This week, the Portland City Council will be voting whether or not to sell a public park to a private developer for the purpose of building an additional hotel convention center. Last year, the council voted to spend over $31 million in tax dollars to create the new Thompson’s Point Complex with an additional convention center.
According to the Brooking’s Institute, convention spaces across the U.S. have increased by fifty percent in the past twenty years. Over the past ten years, spending on U.S. convention spaces has doubled to $2.4 billion annually, most of which comes from public coffers. The problem is that the actual number of businesses hosting conventions has steadily fallen over the past fifteen years. Attendance at the largest 200 conventions peaked back in the mid-1990s. At the same time, developers have talked local and city governments into financing more spaces, effectively over-saturating the market.
Due to the popularity of Skype and online conferences, businesses no longer need to hold physical conferences and spend money on travel and lodging at physical conventions and meetings. If urban developers and City Council were to look at the economic failures of large investments in convention spaces, they would find examples in almost every major city that has jumped on the convention bandwagon. Major commercial centers such as New York City, Chicago, New Orleans and Atlanta have all had significant loss in convention activity, despite expansion.

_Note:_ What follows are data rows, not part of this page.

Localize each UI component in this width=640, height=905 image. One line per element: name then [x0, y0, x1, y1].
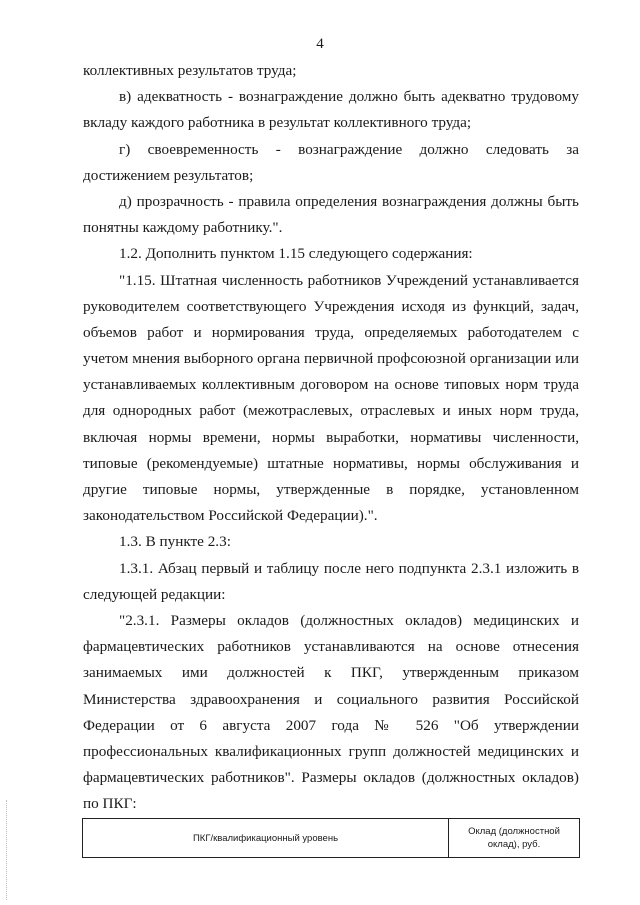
text-line: Федерации от 6 августа 2007 года № 526 "Об утверждении [83, 716, 579, 734]
text-line: коллективных результатов труда; [83, 62, 297, 79]
text-line: "2.3.1. Размеры окладов (должностных окладов) медицинских и [119, 611, 579, 629]
text-line: фармацевтических работников". Размеры окладов (должностных окладов) [83, 769, 579, 787]
text-line: вкладу каждого работника в результат коллективного труда; [83, 114, 472, 132]
text-line: достижением результатов; [83, 166, 254, 184]
text-line: "1.15. Штатная численность работников Учреждений устанавливается [119, 271, 579, 289]
text-line: д) прозрачность - правила определения вознаграждения должны быть [119, 192, 579, 210]
text-line: включая нормы времени, нормы выработки, нормативы численности, [83, 428, 579, 446]
text-line: для однородных работ (межотраслевых, отраслевых и иных норм труда, [83, 402, 579, 420]
scan-edge-mark [6, 800, 8, 900]
page-number: 4 [316, 36, 324, 52]
text-line: г) своевременность - вознаграждение должно следовать за [119, 140, 579, 158]
text-line: другие типовые нормы, утвержденные в порядке, установленном [83, 481, 579, 498]
text-line: 1.3.1. Абзац первый и таблицу после него подпункта 2.3.1 изложить в [119, 559, 579, 577]
text-line: руководителем соответствующего Учреждения исходя из функций, задач, [83, 297, 579, 315]
text-line: в) адекватность - вознаграждение должно быть адекватно трудовому [119, 88, 579, 106]
text-line: 1.2. Дополнить пунктом 1.15 следующего содержания: [119, 245, 473, 263]
salary-table [82, 818, 580, 858]
text-line: устанавливаемых коллективным договором на основе типовых норм труда [83, 376, 579, 394]
text-line: Министерства здравоохранения и социального развития Российской [83, 690, 579, 708]
text-line: типовые (рекомендуемые) штатные нормативы, нормы обслуживания и [83, 454, 579, 472]
text-line: фармацевтических работников устанавливаются на основе отнесения [83, 638, 579, 656]
text-line: учетом мнения выборного органа первичной профсоюзной организации или [83, 350, 579, 368]
text-line: объемов работ и нормирования труда, определяемых работодателем с [83, 323, 579, 341]
table-header-qualification-level: ПКГ/квалификационный уровень [83, 819, 449, 857]
text-line: по ПКГ: [83, 795, 137, 813]
text-line: 1.3. В пункте 2.3: [119, 533, 231, 551]
text-line: занимаемых ими должностей к ПКГ, утвержденным приказом [83, 664, 579, 682]
text-line: следующей редакции: [83, 585, 226, 603]
table-header-salary: Оклад (должностной оклад), руб. [468, 826, 560, 850]
text-line: законодательством Российской Федерации).". [83, 507, 378, 525]
document-body [83, 58, 579, 817]
text-line: понятны каждому работнику.". [83, 219, 283, 237]
text-line: профессиональных квалификационных групп должностей медицинских и [83, 742, 579, 760]
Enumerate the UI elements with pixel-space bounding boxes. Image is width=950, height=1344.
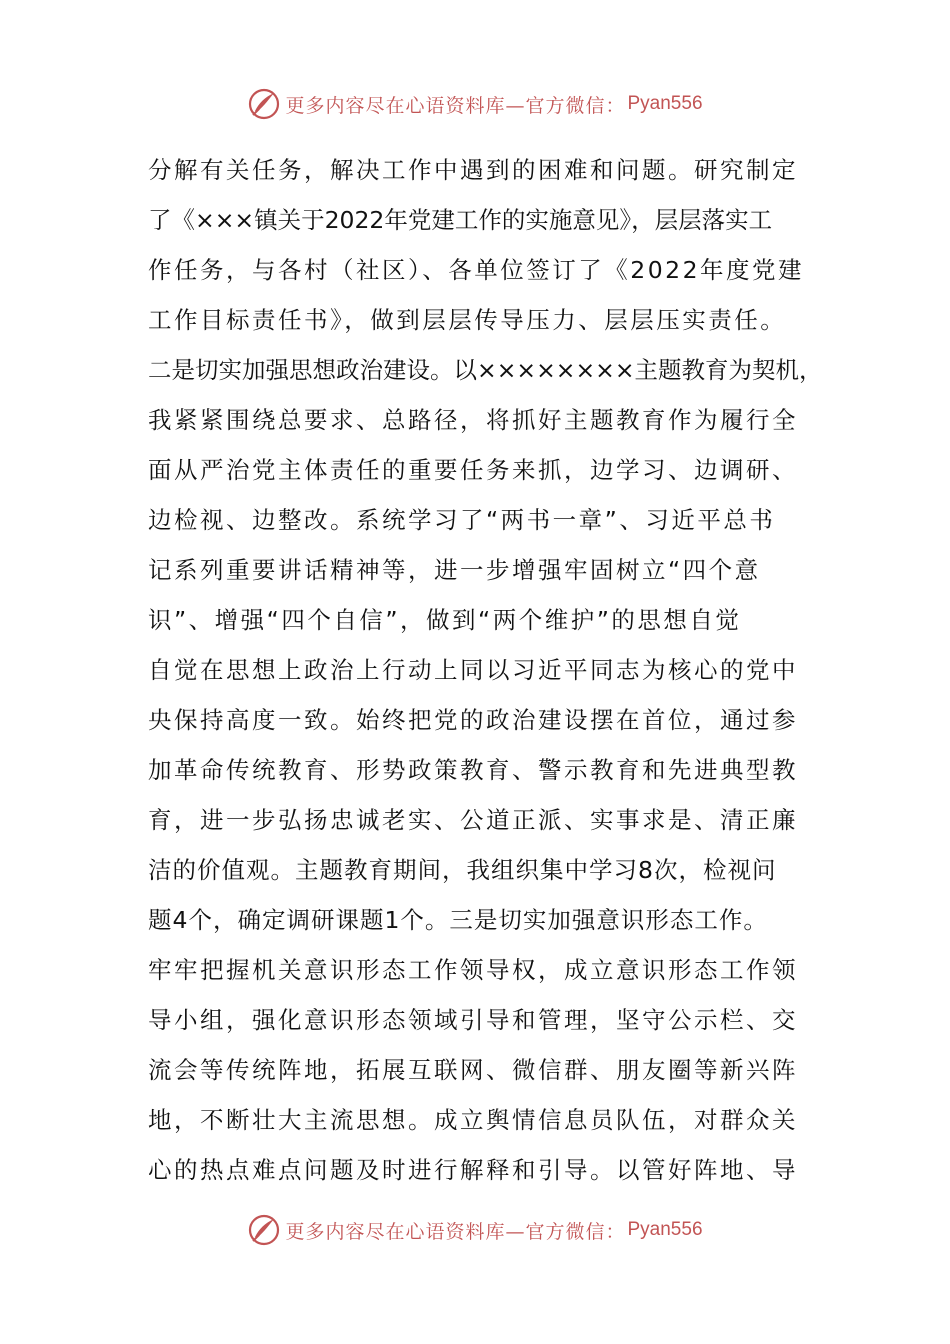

Even recent centers in Orlando and Las Vegas have received fewer visitors despite massive investments from taxpayers. If major cities can’t compete for remaining conferences, what chance does Portland, Maine have?
By contrast, urban developers in the U.S. are finally catching up to the reemerging trend that city planners have known for centuries- public parks create happiness, commerce, leisure, and health in congested and often polluted urban areas. Food gardens, green spaces, and fresh air are all the rage in popular parks.
During the era of “urban renewal”, Portland sold off chunks of its public parks, including Lincoln Park and Deering Oaks, in order to make room for more cars and more business on the peninsula. Unfortunately, a comparable space has never been restored and the sale of Congress Square park would be the first time that a town in Maine has sold a majority of an in town park to private developers. With the certain death of conventions, Portland developers and the City Council must stop looking to the past and start looking to our greener future.